Books I wish I hadn’t read: Perfume by Patrick Suskind

perfume   Some of my friends raved about this book in the late 80s and 90s. When I scanned through the reviews of it on Goodreads, I found that most of them also rave about it. It’s a book I wish I hadn’t read. It won’t be added to my store of literary treasures. It is a story of an abominable man, born without a smell of his own and gifted with a super-human sense of smell. The first quality makes him less than human, ignored, abandoned as a baby, growing up by his own cunning and will to survive, without loving or being loved. The second quality makes him more than human, for he is gifted with the ability, honed over many years, to capture and recreate the essences of things and people. He uses this ability to disguise himself when convenient, and to pursue his lust for capturing essential fragrances, especially of young, beautiful, virginal girls. This ability pits him against the mass of humanity, in a time (the eighteenth century) when stenches reign the cities, and underlying them all is the stench of death and decay. This is an entropic world, where all things and all beings lust for life but the inevitable end for all is death and decay. The anti-hero, Grenouille, achieves his greatest desire, to be worshipped for his self-creation as a divinely perfumed being. This after a chain of murders of beautiful virgins. His triumph is hollow, because he cannot enjoy his transformation. His disgust for humankind means that he lacks the ability to love, and can only hate those who believe they love him.

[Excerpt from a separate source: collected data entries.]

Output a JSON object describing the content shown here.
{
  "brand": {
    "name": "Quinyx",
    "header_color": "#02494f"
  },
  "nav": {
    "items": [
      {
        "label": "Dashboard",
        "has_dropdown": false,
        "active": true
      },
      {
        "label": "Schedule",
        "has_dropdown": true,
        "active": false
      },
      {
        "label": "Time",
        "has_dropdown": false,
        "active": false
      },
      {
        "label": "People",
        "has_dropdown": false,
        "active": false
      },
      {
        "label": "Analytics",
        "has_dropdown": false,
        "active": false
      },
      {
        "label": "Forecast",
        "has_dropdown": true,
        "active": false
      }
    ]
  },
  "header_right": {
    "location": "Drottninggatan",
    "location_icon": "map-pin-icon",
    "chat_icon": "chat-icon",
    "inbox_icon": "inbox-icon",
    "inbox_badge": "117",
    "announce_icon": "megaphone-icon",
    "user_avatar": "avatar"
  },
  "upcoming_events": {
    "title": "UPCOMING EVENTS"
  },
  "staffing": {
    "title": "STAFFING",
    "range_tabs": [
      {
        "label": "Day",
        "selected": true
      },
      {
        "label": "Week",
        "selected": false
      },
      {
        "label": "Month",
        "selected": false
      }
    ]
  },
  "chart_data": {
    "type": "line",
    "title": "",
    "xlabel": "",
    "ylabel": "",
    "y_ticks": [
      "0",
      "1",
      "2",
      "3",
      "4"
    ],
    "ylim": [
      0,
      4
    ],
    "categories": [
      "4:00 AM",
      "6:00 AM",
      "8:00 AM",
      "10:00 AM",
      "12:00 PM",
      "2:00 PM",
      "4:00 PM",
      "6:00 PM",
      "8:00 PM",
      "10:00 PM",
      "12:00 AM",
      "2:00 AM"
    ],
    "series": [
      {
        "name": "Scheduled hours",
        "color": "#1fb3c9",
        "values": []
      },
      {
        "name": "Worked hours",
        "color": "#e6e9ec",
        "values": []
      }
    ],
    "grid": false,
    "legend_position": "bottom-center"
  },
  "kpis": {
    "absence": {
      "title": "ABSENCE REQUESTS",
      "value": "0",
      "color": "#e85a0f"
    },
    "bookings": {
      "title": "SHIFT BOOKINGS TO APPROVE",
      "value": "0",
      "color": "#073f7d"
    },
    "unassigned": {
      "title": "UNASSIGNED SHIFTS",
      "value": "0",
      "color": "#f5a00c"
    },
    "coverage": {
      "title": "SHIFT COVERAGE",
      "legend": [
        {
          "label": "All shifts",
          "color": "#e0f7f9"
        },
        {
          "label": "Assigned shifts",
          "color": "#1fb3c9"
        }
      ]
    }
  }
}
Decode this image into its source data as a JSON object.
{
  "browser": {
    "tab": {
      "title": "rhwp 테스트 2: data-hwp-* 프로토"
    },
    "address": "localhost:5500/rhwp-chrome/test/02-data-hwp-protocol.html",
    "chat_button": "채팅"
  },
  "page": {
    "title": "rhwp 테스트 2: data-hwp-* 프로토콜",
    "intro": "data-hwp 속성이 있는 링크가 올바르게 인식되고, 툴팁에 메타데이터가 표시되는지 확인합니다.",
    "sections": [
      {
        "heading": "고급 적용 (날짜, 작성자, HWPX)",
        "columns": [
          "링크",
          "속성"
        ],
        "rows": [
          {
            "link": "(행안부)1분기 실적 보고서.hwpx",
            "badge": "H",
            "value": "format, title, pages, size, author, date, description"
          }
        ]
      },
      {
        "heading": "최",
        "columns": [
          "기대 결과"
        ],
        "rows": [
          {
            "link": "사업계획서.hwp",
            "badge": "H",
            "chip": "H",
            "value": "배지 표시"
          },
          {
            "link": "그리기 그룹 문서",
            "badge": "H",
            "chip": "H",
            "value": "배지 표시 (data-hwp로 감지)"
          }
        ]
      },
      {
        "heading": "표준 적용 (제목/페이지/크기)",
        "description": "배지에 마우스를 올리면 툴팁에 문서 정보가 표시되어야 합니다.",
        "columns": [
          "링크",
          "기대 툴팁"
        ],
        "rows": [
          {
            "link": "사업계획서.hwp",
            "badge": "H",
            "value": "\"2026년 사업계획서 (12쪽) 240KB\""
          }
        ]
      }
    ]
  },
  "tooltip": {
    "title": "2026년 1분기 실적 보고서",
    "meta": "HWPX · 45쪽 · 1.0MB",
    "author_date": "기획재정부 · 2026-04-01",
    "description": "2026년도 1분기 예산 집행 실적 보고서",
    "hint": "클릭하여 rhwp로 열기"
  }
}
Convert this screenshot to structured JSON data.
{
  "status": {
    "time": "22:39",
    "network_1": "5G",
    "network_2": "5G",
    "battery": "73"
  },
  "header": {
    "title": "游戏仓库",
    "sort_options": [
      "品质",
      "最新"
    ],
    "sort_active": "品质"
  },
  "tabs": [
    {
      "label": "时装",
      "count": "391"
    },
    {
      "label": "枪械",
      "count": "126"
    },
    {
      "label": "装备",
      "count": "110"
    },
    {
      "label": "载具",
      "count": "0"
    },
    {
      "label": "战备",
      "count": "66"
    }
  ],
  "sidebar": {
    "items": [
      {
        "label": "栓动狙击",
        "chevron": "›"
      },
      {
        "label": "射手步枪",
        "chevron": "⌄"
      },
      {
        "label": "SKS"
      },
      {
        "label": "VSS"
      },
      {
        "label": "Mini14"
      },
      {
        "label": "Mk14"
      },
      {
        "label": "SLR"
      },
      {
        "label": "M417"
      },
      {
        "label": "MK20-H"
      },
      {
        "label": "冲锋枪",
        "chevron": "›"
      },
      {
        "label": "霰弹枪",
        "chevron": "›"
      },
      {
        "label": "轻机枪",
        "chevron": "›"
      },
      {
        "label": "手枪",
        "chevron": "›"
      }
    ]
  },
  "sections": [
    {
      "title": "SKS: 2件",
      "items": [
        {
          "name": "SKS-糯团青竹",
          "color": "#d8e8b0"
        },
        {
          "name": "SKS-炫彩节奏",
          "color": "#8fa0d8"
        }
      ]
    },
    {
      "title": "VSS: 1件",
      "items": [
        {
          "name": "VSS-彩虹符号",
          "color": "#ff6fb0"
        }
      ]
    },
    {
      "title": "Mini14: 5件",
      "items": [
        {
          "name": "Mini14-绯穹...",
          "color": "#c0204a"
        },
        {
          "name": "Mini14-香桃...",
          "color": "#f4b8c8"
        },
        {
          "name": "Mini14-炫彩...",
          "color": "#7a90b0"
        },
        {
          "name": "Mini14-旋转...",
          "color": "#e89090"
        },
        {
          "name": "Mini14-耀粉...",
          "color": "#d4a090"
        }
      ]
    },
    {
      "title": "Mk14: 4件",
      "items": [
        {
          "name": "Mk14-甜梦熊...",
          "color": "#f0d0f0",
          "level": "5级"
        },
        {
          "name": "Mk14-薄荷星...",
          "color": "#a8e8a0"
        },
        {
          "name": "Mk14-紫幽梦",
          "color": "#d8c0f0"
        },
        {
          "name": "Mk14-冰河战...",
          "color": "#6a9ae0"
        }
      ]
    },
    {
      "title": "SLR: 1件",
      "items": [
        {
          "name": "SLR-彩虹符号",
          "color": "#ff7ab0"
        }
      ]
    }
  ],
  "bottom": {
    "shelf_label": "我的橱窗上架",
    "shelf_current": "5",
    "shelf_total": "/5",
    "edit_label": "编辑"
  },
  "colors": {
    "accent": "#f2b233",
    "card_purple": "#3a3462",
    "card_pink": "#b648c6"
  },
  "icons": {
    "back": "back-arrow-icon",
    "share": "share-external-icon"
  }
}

The writer asks a lot of his readers. We are subjected to page after page of detailed descriptions, of smells, of the process of extracting smells, of Grenouille’s thought processes and actions in perpetrating his fantasies of transformation. What is left, when he is finally destroyed by a group orgy of cannibalism (no apology for spoiler here), is the grotesque proposition that the act of dismemberment and consumption is an act of Love. In effect, any moral that this story carries is destroyed by this ending. Even Love is corrupted by desire for possession and incorporation of what is essentially (no pun intended) a false, corrupt, evil beauty.


1 Comment

Filed under horror stories

One response to “Books I wish I hadn’t read: Perfume by Patrick Suskind

  1. It’s a long time since I read this book – early-mid 90s I think – but I remember being blown away by Suskind’s ability to engage us with such a cold amoral character. I think he carried it through to a grim, bitterly ironic conclusion. I think the moral is there for us to see in that I don’t think Suskind condoned their behaviour. I think we are supposed to see their behaviour as grotesque and perverted. I don’t think Love itself is corrupted but we are meant to see how easy it is once for Love to be corrupted by those who don’t understand it. But, I’d have to read it again to be sure of what I felt.